Al funerale di Gianmario a Piateda
Tanti i suoi compaesani. Da Milano in quattro: io, Fabrizio Bianchi, Enzo Giarmoleo, Donato Di Poce. (Se non sbaglio). In chiesa, dopo il prete, un’mica legge una sua poesia e la moglie con voce forte e commossa la sua ultima mail inviata agli amici che conclude così: “Il solo sentimento che mi rimane è la collera, nera. Ora vedo i “loro volti”, dei viziati e corrotti dal potere, lo vedo meglio di prima. Spero che per voi sia una collera ancora più forte, ve lo auguro”.

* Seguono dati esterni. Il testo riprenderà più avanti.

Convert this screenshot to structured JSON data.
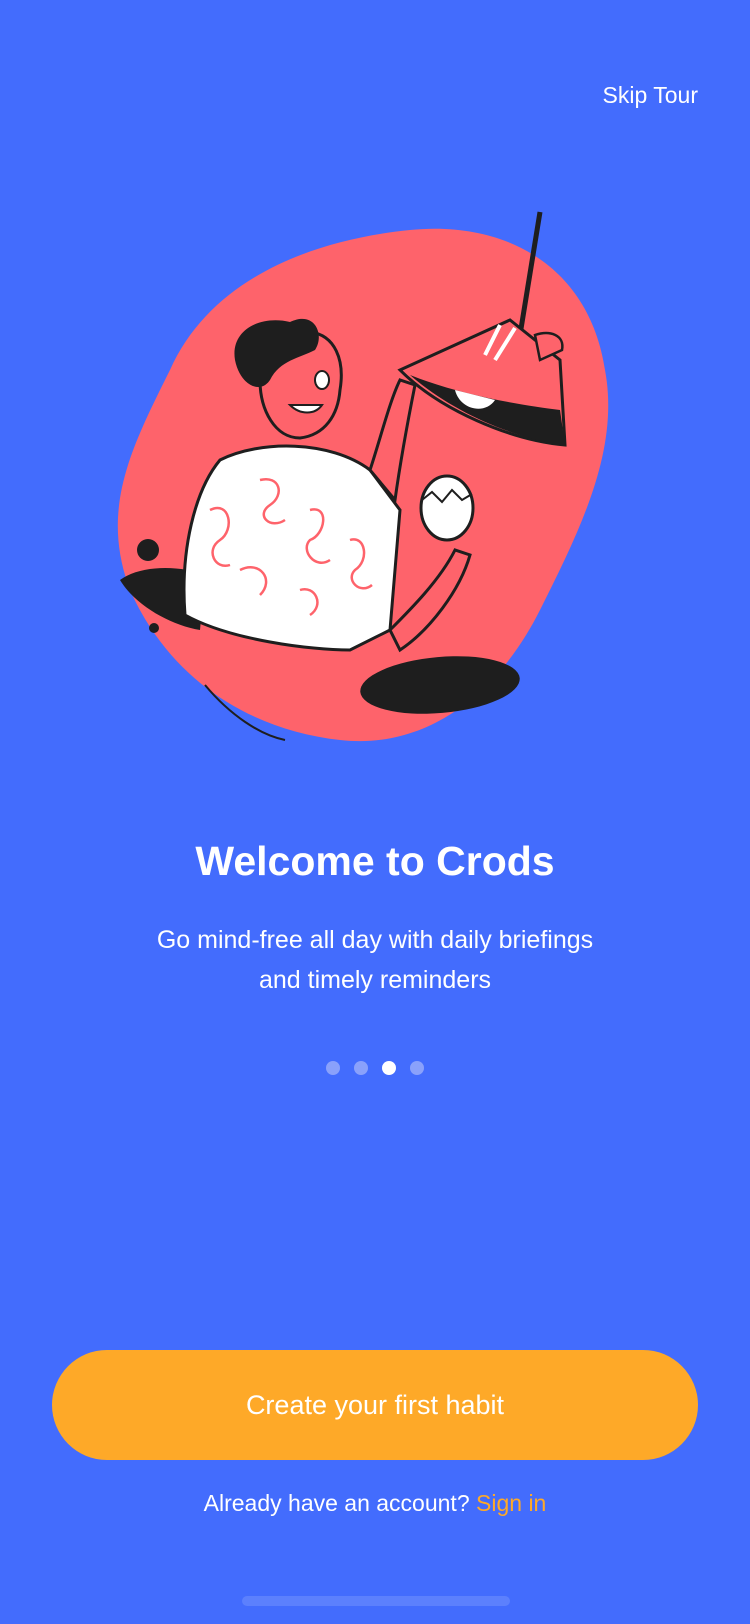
{
  "header": {
    "skip_label": "Skip Tour"
  },
  "onboarding": {
    "title": "Welcome to Crods",
    "subtitle_line1": "Go mind-free all day with daily briefings",
    "subtitle_line2": "and timely reminders",
    "page_count": 4,
    "active_page": 3
  },
  "actions": {
    "cta_label": "Create your first habit",
    "signin_prompt": "Already have an account? ",
    "signin_link": "Sign in"
  },
  "colors": {
    "background": "#436cfd",
    "blob": "#fe636b",
    "accent": "#fea928",
    "ink": "#1e1e1e",
    "white": "#ffffff"
  }
}
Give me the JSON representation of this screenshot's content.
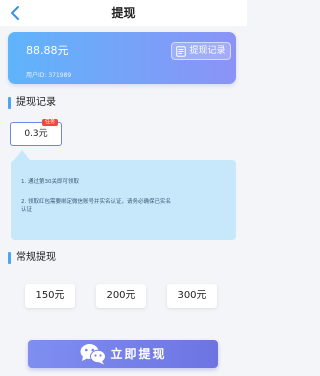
{
  "header": {
    "title": "提现",
    "back_icon": "chevron-left-icon"
  },
  "balance": {
    "amount": "88.88元",
    "user_id": "用户ID: 371989",
    "record_button_label": "提现记录",
    "record_button_icon": "document-icon"
  },
  "records_section": {
    "title": "提现记录",
    "items": [
      {
        "amount": "0.3元",
        "badge": "任务"
      }
    ]
  },
  "rules": {
    "items": [
      "1. 通过第30关即可领取",
      "2. 领取红包需要绑定微信账号并实名认证，请务必确保已实名认证"
    ]
  },
  "regular_section": {
    "title": "常规提现",
    "options": [
      "150元",
      "200元",
      "300元"
    ]
  },
  "submit": {
    "label": "立即提现",
    "icon": "wechat-icon"
  },
  "colors": {
    "accent": "#4aa5f5",
    "card_gradient_start": "#5fb4fb",
    "card_gradient_end": "#8b93f6",
    "submit_color": "#7680ec",
    "badge": "#f0483e",
    "rules_background": "#c7e7fb"
  }
}
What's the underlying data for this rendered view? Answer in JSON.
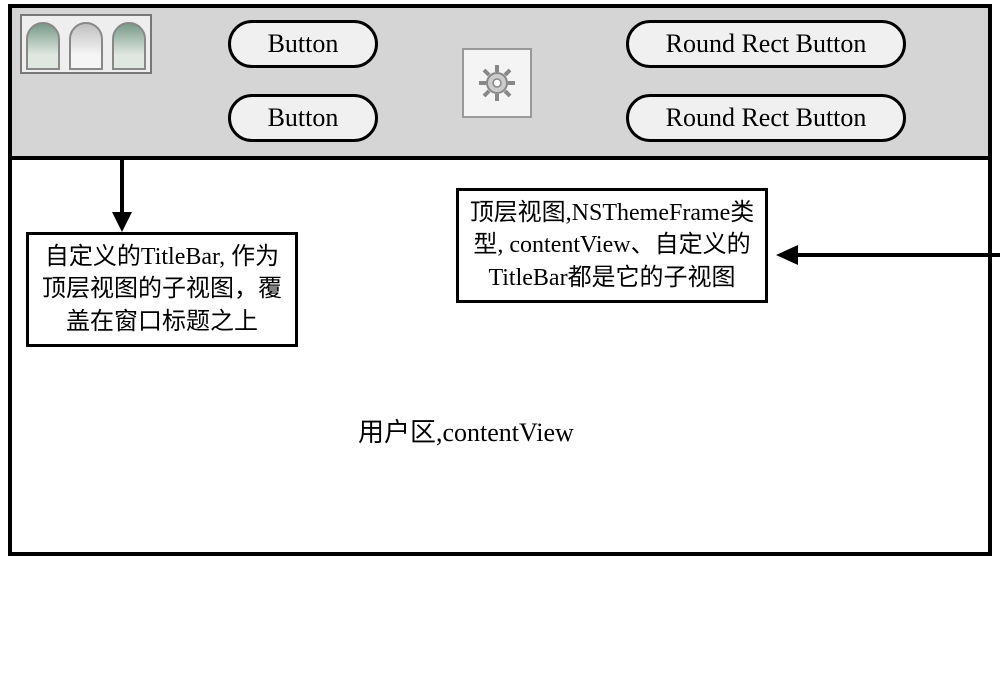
{
  "titlebar": {
    "button1_label": "Button",
    "button2_label": "Button",
    "button3_label": "Round Rect Button",
    "button4_label": "Round Rect Button"
  },
  "annotations": {
    "left_box": "自定义的TitleBar, 作为顶层视图的子视图，覆盖在窗口标题之上",
    "right_box": "顶层视图,NSThemeFrame类型, contentView、自定义的TitleBar都是它的子视图"
  },
  "content_label": "用户区,contentView"
}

Poi accanto alla bara già sul carro funebre un abbraccio a Marina. Molto sole. Al ritorno per sbaglio allunghiamo la strada. Ci diciamo: dobbiamo fare di tutto perché le cose messe da lui in piedi non s’interrompano. Sarà dura. Siamo vecchi. Anzi più vecchi di lui. La sera ci avvolge. Al posto delle stelle solo i fanalini delle auto.
Ho scritto questa poesia per Gianmario.
Caro Gianmario,
Lettere come questa sembrano inutili.
Molte delle cose che si pensano lo sono.
Servono ancora le parole? E le poesie
hanno senso? Dico uno che ci guidi
nel comprendere. E le sensazioni
sono alla stregua delle parole?
Si dileguano anch’esse
se rimangono in noi, oggi
restano come in chi non sa
profferire. L’andare incostante
rende ancor più incerto
per noi il cercare. Provare
e riprovare a sciogliere
il dubbio estremo per evitare
che la ragione si perda ancora
nel bosco. Tutta la vita nelle mani
dirai, serve a riconciliare
il fine con il mezzo come il filo
conduce all’aspo, né mai
l’uomo potrebbe indovinare
il giorno che lo lascia. Mi dirai
quanto ogni cosa sia unita all’altra
e tuttavia di non poter provare
nella regione degli specchi
la ragione divisa in tanti “sono”.
Mi dirai anche delle parole
che sono sale, da usare
al modo giusto, talvolta
con parsimonia.
Le strade si dividono ci sembra
se già sussurri di «sì»
ma fino a che non vediamo
fino a che evitiamo di guardare
oltre vi è un abbraccio
una sera di tante sere.
30 ott. 014
Mi unisco al cordoglio per la scomparsa improvvisa di Gianmario, mio primo mentore telematico su queste robe poetiche sedici anni fa, sul Club dei Poeti. Non ho poi continuato nei modi e nelle forme che si sarebbe aspettato da me, mentre lui è sempre rimasto il generosissimo e affettuoso “costruttore di pace” che qui ricordate, questo essendo il suo sostrato di giusto. Darà per certo un occhio a noi animelle di questo purgatorio, sia a chi sta dentro che a chi sta fuori il recinto bellissimo a cui tanto teneva e a cui tutti voi appartenete. Bellissimi anche i quattro versi di Abate, vera poesia per un uomo sincero e vero. Giuseppe
Ho incontrato Gianmario una sola volta , in Urbino, qualche mese addietro e mi aveva colpito la sua sensibilità che non veniva dichiarata ma si lasciava intuire. Ora, come sempre succede di fronte alla morte, si resta senza parole.
Gentile signora,
come ho già scritto su un altro sito, la notizia della morte di suo marito mi ha colpito in modo tremendo.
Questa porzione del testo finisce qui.